14) of 357 patients who died within 7 days after ED discharge, the common causes of death were neoplasm (19.6%), CAD (17.3%), and non-atherosclerotic heart disease (11.3%). These results are similar to our findings that neoplasm, cerebrovascular disease, and CAD were the main causes of short-term death. Of note is the increasing rate of cerebrovascular disease and CAD-related mortality in Korea.

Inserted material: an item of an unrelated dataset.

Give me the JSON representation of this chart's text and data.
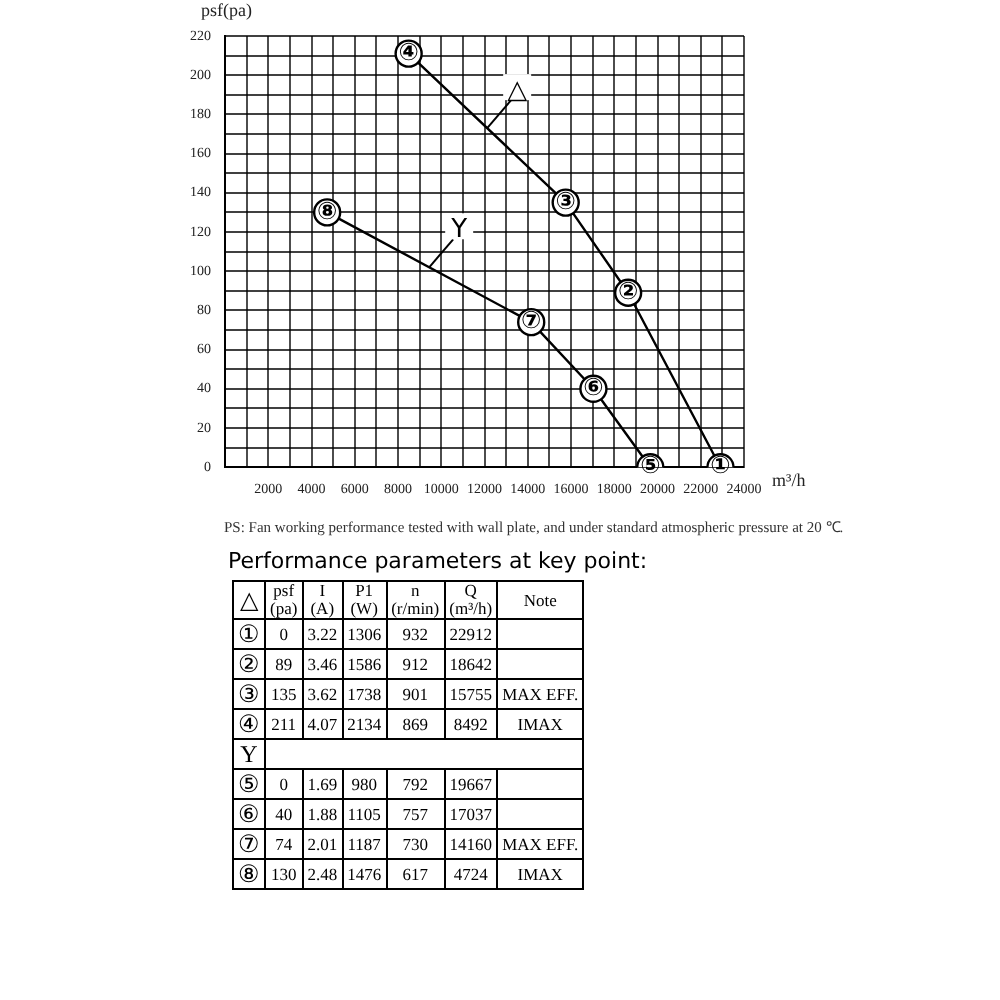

18) In our study, senility was the second leading cause of death, likely because many physicians may indicate unclear diagnoses as the cause of death.
19)
Subgroup analysis showed increased aHR for hypotension and vascular disease as the ED level increased. Similar to of total included patients, symptoms of dyspnea, as well as neoplasm and CAD accounted for the highest risks of 1-week ED death in all three groups. The aHRs for these risk factors were highest in local emergency medical facilities compared to those in the other two subgroups. In particular, hypotension and vascular disease had the highest aHR of 9.17.
This study has several strengths. This nationwide population-based study focused on older patients had a large sample size including both men and women. Understanding these patients will be helpful because the number of older patients visiting EDs is increasing. However, this study has some limitations that should be considered when interpreting the results. First, we could not distinguish between patients with hopeless discharge and patients who died unexpectedly. For example, our data did not contain information on do-not-resuscitate orders. Second, the cause of death and discharge diagnoses were recorded by clinicians and could have been inaccurate. However, considering the large number of the study population, the overall pattern of outcomes could be confirmed. Lastly, the database used in this study was sample data, which might have different characteristics from those of the entire older population. However, as the study included 550,000 individuals, the standard error would be minimal.
In conclusion, the rate of death within 1 week among older patients discharged from the ED was 0.5%. Clinicians should consider the increased risk for short-term mortality among older patients with ED discharge diagnoses of neoplasm, CAD, and respiratory disease. Neoplasm was the leading cause of short-term death in this population.